Still Pissed Off About the Hawley-Smoot Tariff

Wednesday, April 06, 2005

Independence of the Judiciary

Listening to the radio tonight, I heard an interesting - and by "interesting" I mean "really dumb" - argument about the Terry Schiavo case. It was the Tammy Bruce show, but it was a guest host, and I didn't catch the name. The mystery speaker made the following claim:

It's bad that Congress tried to influence the Schiavo decision, because our system is tripartite, with independent legislative, executive and judicial branches. The judges are supposed to interpret the law, and Congress improperly tried to tell a judge how to do his job, so blah blah blah.

I never heard him try to justify his "independence" argument, however. It was more assertion than argument, really. If, as he correctly stated, the function of the judiciary is to interpret the law, pray tell what is the source of that law? The legislature, of course, and that answer right away should tell us something about how independent the judiciary really is. When a court is interpreting a statute (as opposed to deciding whether a statute is constitutional), the court is bound by what the legislature says. It has no ability to simply ignore or discard that law, simply because it doesn't like the outcome. And if the legislature reads the court's opinion and decides the court screwed up, the legislature is free to re-write the statute to get the intended result. This sort of thing happens all the time, and is never commented on at any length, because that is the way things have been working for more than 200 years now.

In that sense, then, it is patently false to claim that the judiciary is independent of the other two branches. And if the branches really were independent, then the President would be free to decline to enforce acts of Congress, and the judiciary would have no business whatsoever in deciding the constitutionality of a statute. Congress, in fact, is given express power over judicial power in our Constitution, in plain language. In order to get federal jurisdiction over any case, you need to find a source of that jurisdiction in the United States Code (generally 28 U.S.C. 1331 or 1332), a book of statutes passed by Congress. And if the substance of Terri's Bill was nothing more than Congress altering jurisdictional rules, then there was nothing at all out of the ordinary or improper in Congress' action.

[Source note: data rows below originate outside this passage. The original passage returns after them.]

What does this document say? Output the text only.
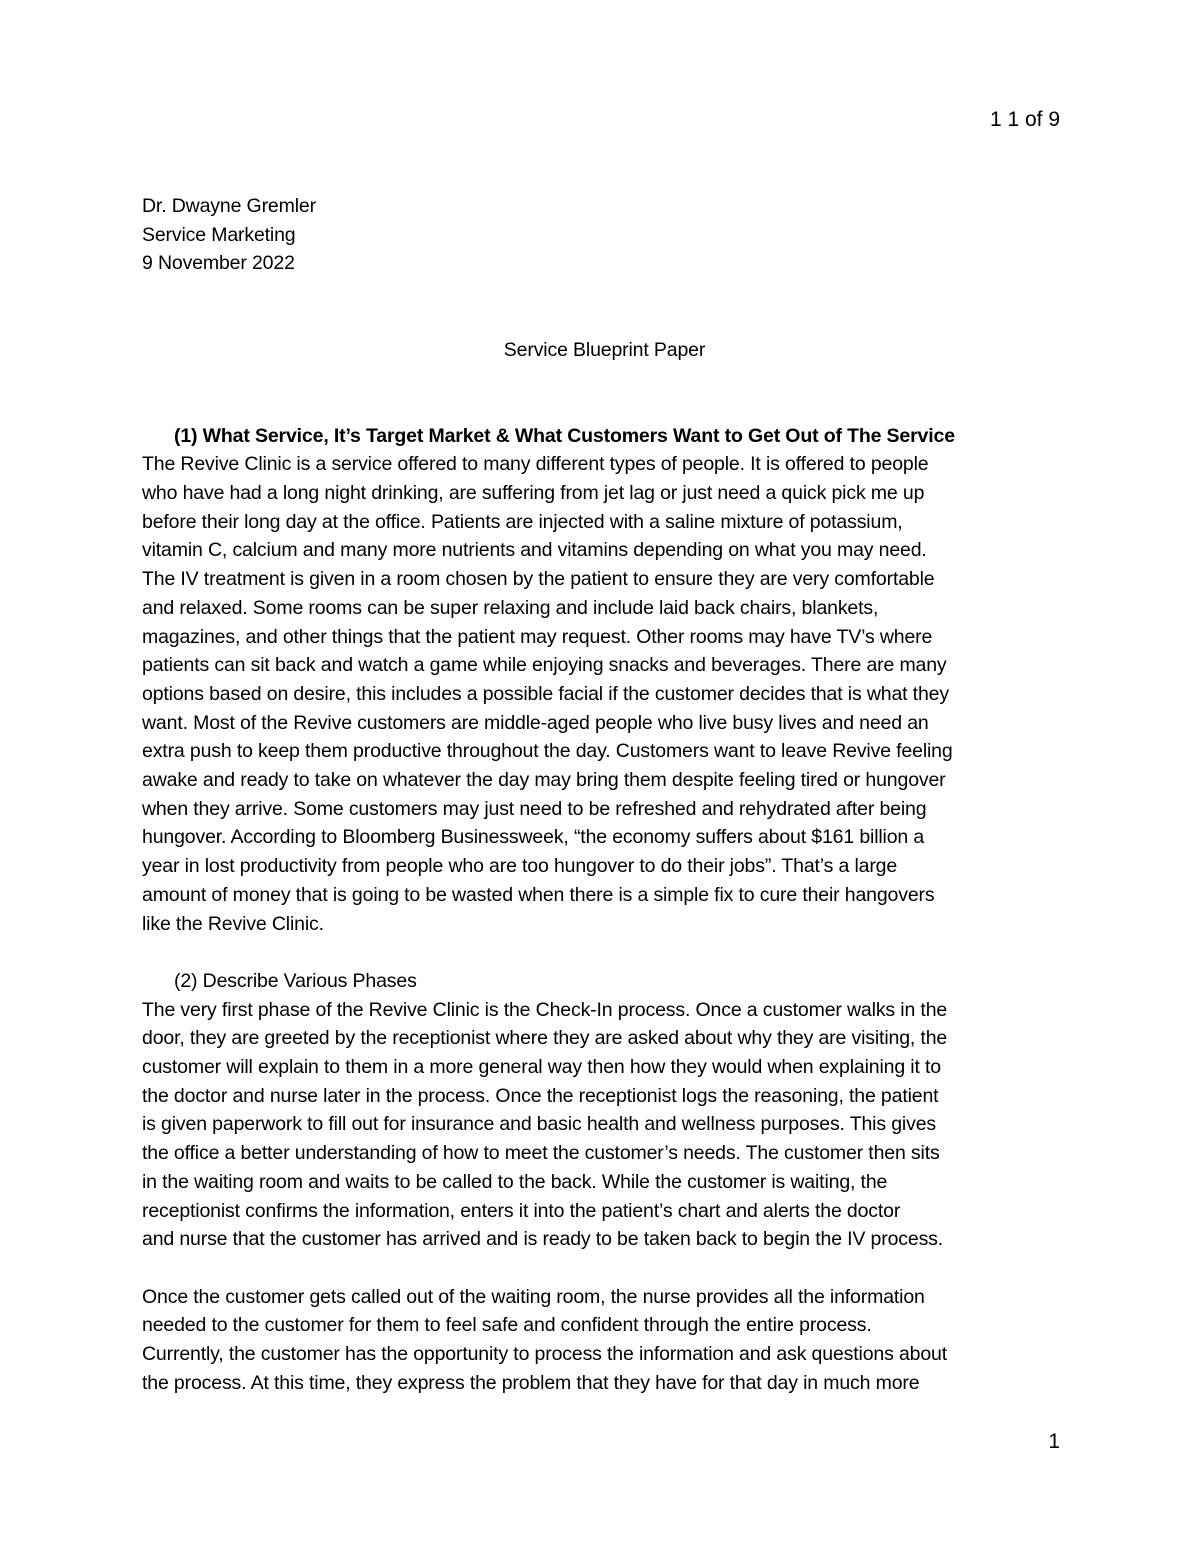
1 1 of 9
Dr. Dwayne Gremler
Service Marketing
9 November 2022
Service Blueprint Paper
(1) What Service, It’s Target Market & What Customers Want to Get Out of The Service
The Revive Clinic is a service offered to many different types of people. It is offered to people
who have had a long night drinking, are suffering from jet lag or just need a quick pick me up
before their long day at the office. Patients are injected with a saline mixture of potassium,
vitamin C, calcium and many more nutrients and vitamins depending on what you may need.
The IV treatment is given in a room chosen by the patient to ensure they are very comfortable
and relaxed. Some rooms can be super relaxing and include laid back chairs, blankets,
magazines, and other things that the patient may request. Other rooms may have TV’s where
patients can sit back and watch a game while enjoying snacks and beverages. There are many
options based on desire, this includes a possible facial if the customer decides that is what they
want. Most of the Revive customers are middle-aged people who live busy lives and need an
extra push to keep them productive throughout the day. Customers want to leave Revive feeling
awake and ready to take on whatever the day may bring them despite feeling tired or hungover
when they arrive. Some customers may just need to be refreshed and rehydrated after being
hungover. According to Bloomberg Businessweek, “the economy suffers about $161 billion a
year in lost productivity from people who are too hungover to do their jobs”. That’s a large
amount of money that is going to be wasted when there is a simple fix to cure their hangovers
like the Revive Clinic.
(2) Describe Various Phases
The very first phase of the Revive Clinic is the Check-In process. Once a customer walks in the
door, they are greeted by the receptionist where they are asked about why they are visiting, the
customer will explain to them in a more general way then how they would when explaining it to
the doctor and nurse later in the process. Once the receptionist logs the reasoning, the patient
is given paperwork to fill out for insurance and basic health and wellness purposes. This gives
the office a better understanding of how to meet the customer’s needs. The customer then sits
in the waiting room and waits to be called to the back. While the customer is waiting, the
receptionist confirms the information, enters it into the patient’s chart and alerts the doctor
and nurse that the customer has arrived and is ready to be taken back to begin the IV process.
Once the customer gets called out of the waiting room, the nurse provides all the information
needed to the customer for them to feel safe and confident through the entire process.
Currently, the customer has the opportunity to process the information and ask questions about
the process. At this time, they express the problem that they have for that day in much more
1
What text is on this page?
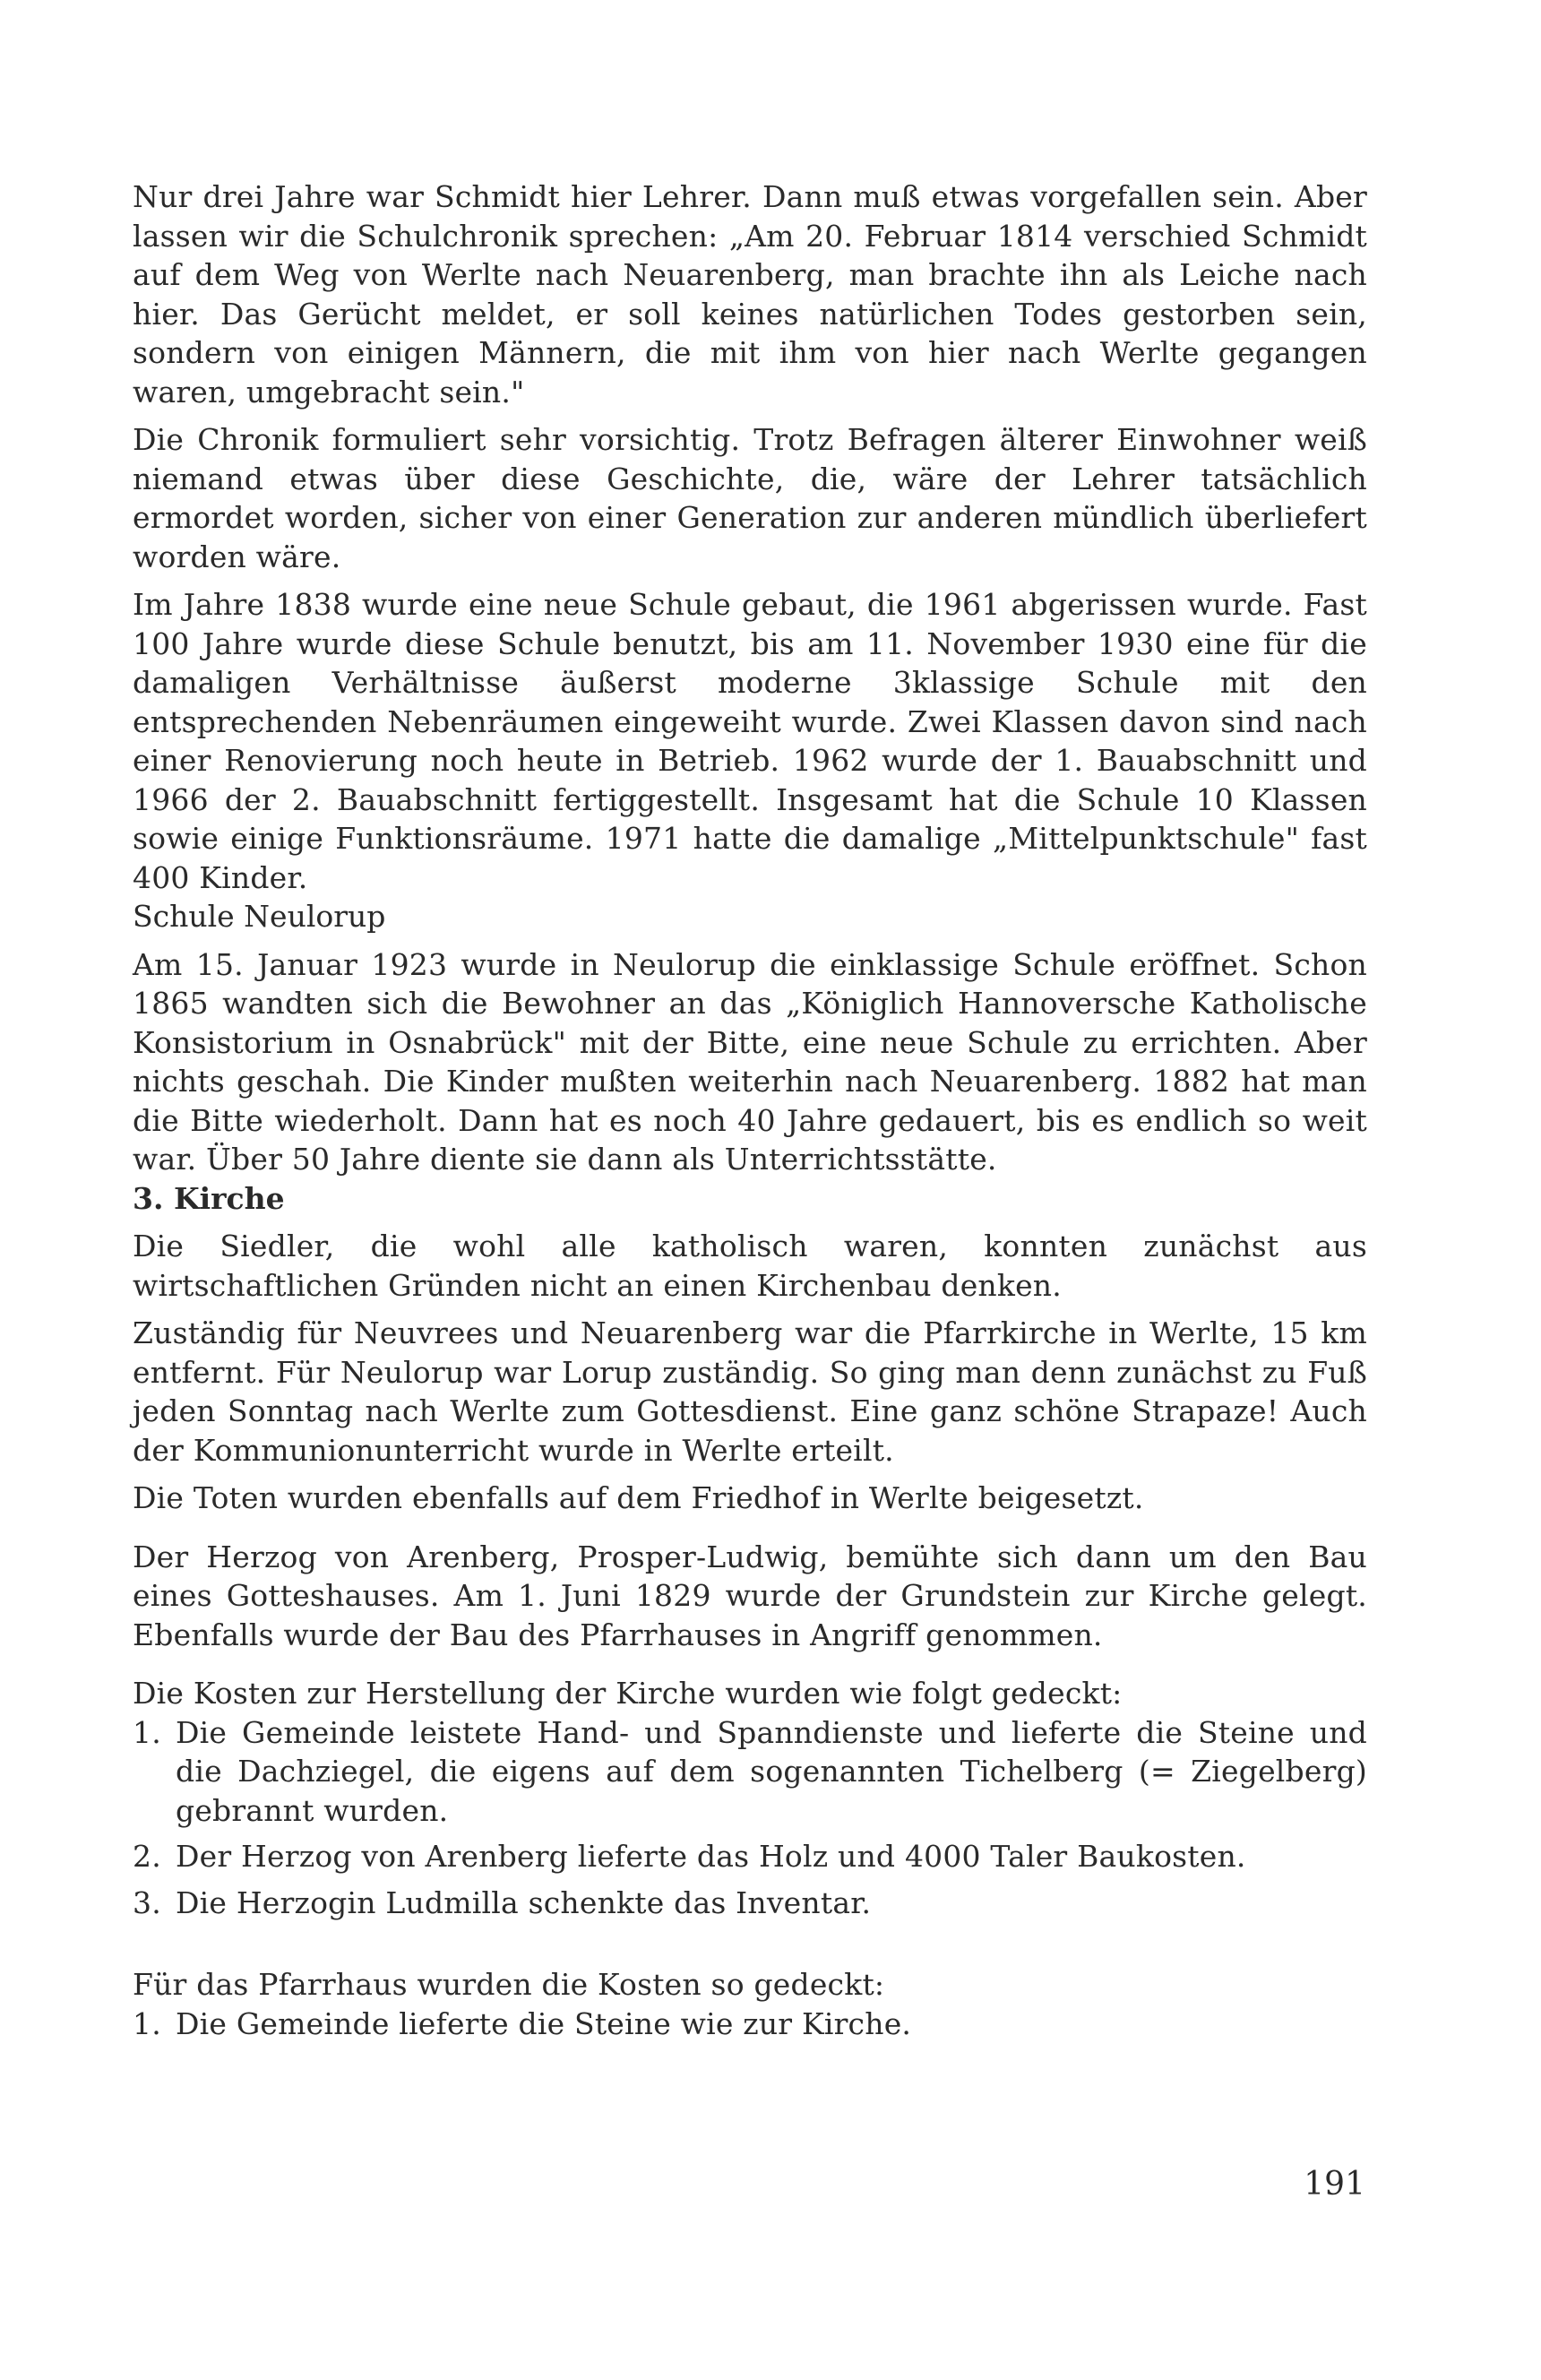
Nur drei Jahre war Schmidt hier Lehrer. Dann muß etwas vorgefallen sein. Aber lassen wir die Schulchronik sprechen: „Am 20. Februar 1814 verschied Schmidt auf dem Weg von Werlte nach Neuarenberg, man brachte ihn als Leiche nach hier. Das Gerücht meldet, er soll keines natürlichen Todes gestorben sein, sondern von einigen Männern, die mit ihm von hier nach Werlte gegangen waren, umgebracht sein."

Die Chronik formuliert sehr vorsichtig. Trotz Befragen älterer Einwohner weiß niemand etwas über diese Geschichte, die, wäre der Lehrer tatsächlich ermordet worden, sicher von einer Generation zur anderen mündlich überliefert worden wäre.

Im Jahre 1838 wurde eine neue Schule gebaut, die 1961 abgerissen wurde. Fast 100 Jahre wurde diese Schule benutzt, bis am 11. November 1930 eine für die damaligen Verhältnisse äußerst moderne 3klassige Schule mit den entsprechenden Nebenräumen eingeweiht wurde. Zwei Klassen davon sind nach einer Renovierung noch heute in Betrieb. 1962 wurde der 1. Bauabschnitt und 1966 der 2. Bauabschnitt fertiggestellt. Insgesamt hat die Schule 10 Klassen sowie einige Funktionsräume. 1971 hatte die damalige „Mittelpunktschule" fast 400 Kinder.

Schule Neulorup

Am 15. Januar 1923 wurde in Neulorup die einklassige Schule eröffnet. Schon 1865 wandten sich die Bewohner an das „Königlich Hannoversche Katholische Konsistorium in Osnabrück" mit der Bitte, eine neue Schule zu errichten. Aber nichts geschah. Die Kinder mußten weiterhin nach Neuarenberg. 1882 hat man die Bitte wiederholt. Dann hat es noch 40 Jahre gedauert, bis es endlich so weit war. Über 50 Jahre diente sie dann als Unterrichtsstätte.

3. Kirche

Die Siedler, die wohl alle katholisch waren, konnten zunächst aus wirtschaftlichen Gründen nicht an einen Kirchenbau denken.

Zuständig für Neuvrees und Neuarenberg war die Pfarrkirche in Werlte, 15 km entfernt. Für Neulorup war Lorup zuständig. So ging man denn zunächst zu Fuß jeden Sonntag nach Werlte zum Gottesdienst. Eine ganz schöne Strapaze! Auch der Kommunionunterricht wurde in Werlte erteilt.

Die Toten wurden ebenfalls auf dem Friedhof in Werlte beigesetzt.

Der Herzog von Arenberg, Prosper-Ludwig, bemühte sich dann um den Bau eines Gotteshauses. Am 1. Juni 1829 wurde der Grundstein zur Kirche gelegt. Ebenfalls wurde der Bau des Pfarrhauses in Angriff genommen.

Die Kosten zur Herstellung der Kirche wurden wie folgt gedeckt:

1. Die Gemeinde leistete Hand- und Spanndienste und lieferte die Steine und die Dachziegel, die eigens auf dem sogenannten Tichelberg (= Ziegelberg) gebrannt wurden.
2. Der Herzog von Arenberg lieferte das Holz und 4000 Taler Baukosten.
3. Die Herzogin Ludmilla schenkte das Inventar.

Für das Pfarrhaus wurden die Kosten so gedeckt:

1. Die Gemeinde lieferte die Steine wie zur Kirche.
191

The host, incidentally, then went on to ask, wouldn't Jesus want the Catholic Church to pass out condoms in Africa, and answered that of course he would.

Um, if you're going to try the "What would Jesus do" approach to political persuasion, keep in mind that your audience is composed of people who a) believe the Bible, b) want some sort of Biblical foundation for the "What would Jesus do" argument, and c) know that Jesus never condoned sin or soft-pedalled his rigid "don't break my commandments" stance. It was a little surreal to hear this guy saying the next Pope should allow married priests, women priests, and condoms, all with the "What would Jesus do" argument, all without even a passing reference to anything Jesus said.

In conclusion, I was unimpressed with Tammy's guest.